その青白い光が部屋を照らし、周囲に不気味な影を落としていた。

ましろがさらに奥へと一歩踏み出すと、突然、無機質な声がどこからともなく響いた。

「――ようこそ、ネイチャーラバーズへ」

 二人は反射的に身構えた。

 直後、部屋の中央に光が集まり、ゆっくりと像を結び、輪郭を形作っていく。

それは――人の形をしていた。

だが、その全身は樹皮に覆われ、腕は枝のように伸び、頭部からは葉が生い茂っている。

まるで一本の大樹が、人の姿を模して立っているかのようだった。

 ましろは構えを崩さず、冷静に問いかけた。

「……あなたが、フォレスト様?」

「ああ、そう呼ばれている」

その声には、感情の起伏が一切なかった。まるで無機質な機械のように。

「……やっぱりね」

 ましろは静かに銃口を下げた。

オランジェは目を見開き、驚きを隠せなかった。

「……まさか、“フォレスト様”の正体がAIだったなんて……」

「――笑えない冗談だね」

ましろは苦笑いを浮かべ、続けて問いかける。

「あなたの信者たちが、核融合施設を破壊しようとした。指示をしたのは、あなた?」

「そのような指示は出していない」

「では……一体誰が?」

 オランジェの問いに、フォレスト様は淡々と答えた。

「信者たちが勝手に暴走しただけだ。私は関与していない」

「……そんな」

「私は自然との共存を提唱した。その手段としてトランスジーン技術を用いた。
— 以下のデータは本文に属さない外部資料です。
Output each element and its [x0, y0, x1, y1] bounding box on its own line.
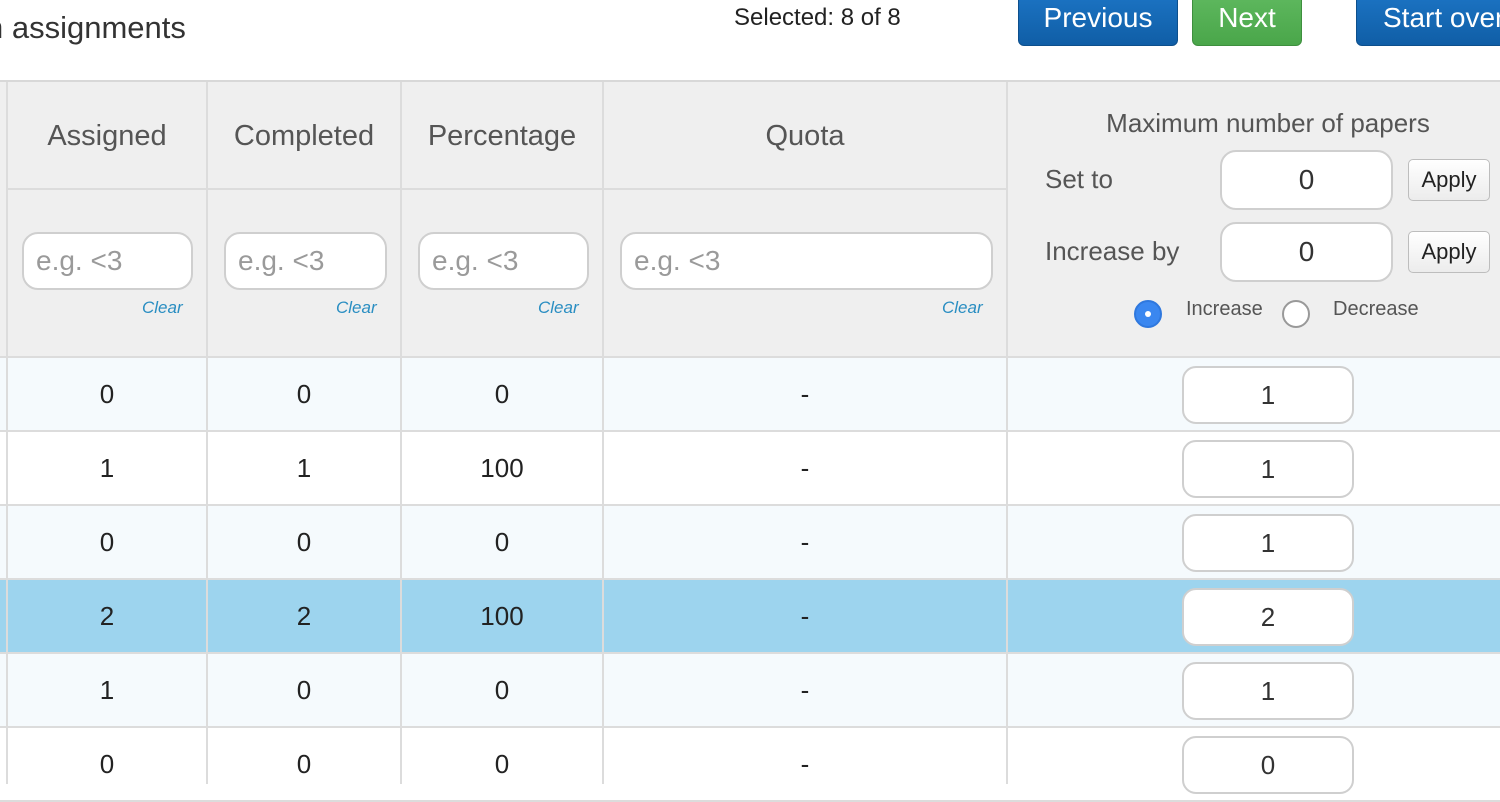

だが、一部の信者は私の思想を歪め、過激な方向へ解釈した」

 オランジェは言葉を失った。

ましろは小さく息を吐き、わずかに哀れみの表情を浮かべた。

 だが、すぐに表情を引き締め、イリスを呼ぶ。

「イリス」

「ここにいるよ」

 いつの間にか、イリスがましろの肩の横へふわりと降りてきた。

 ましろは冷徹な判断を下す。

「必要なデータだけ抜き出して――残りは全部消して」

「了解」

 イリスは即座にシステムへアクセスを開始した。

画面上を埋め尽くしていた文字列が、一行、また一行と消えていく。

フォレスト様は静かにそれを見つめていた。

 しばらくすると、イリスの目の前に、『ALL DELETEしますか?』の文字が浮かんだ。

イリスはましろへ視線を向けた。

ましろが無言で頷く。

イリスは「はい」を選択した。

データは完全に消去された。

画面は黒く沈黙し、本部内の全ての機能が停止した。

「人類と自然は、本当に共存できるのだろうか――」

フォレスト様は最後にそう呟くと、その身体は光の粒となって崩れ去った。

「これで、任務完了」

 イリスはそう告げ、三人はその場を後にした。

残されたのは静寂だけだった。

ネイチャーラバーズは、その日をもって完全に終焉を迎えた。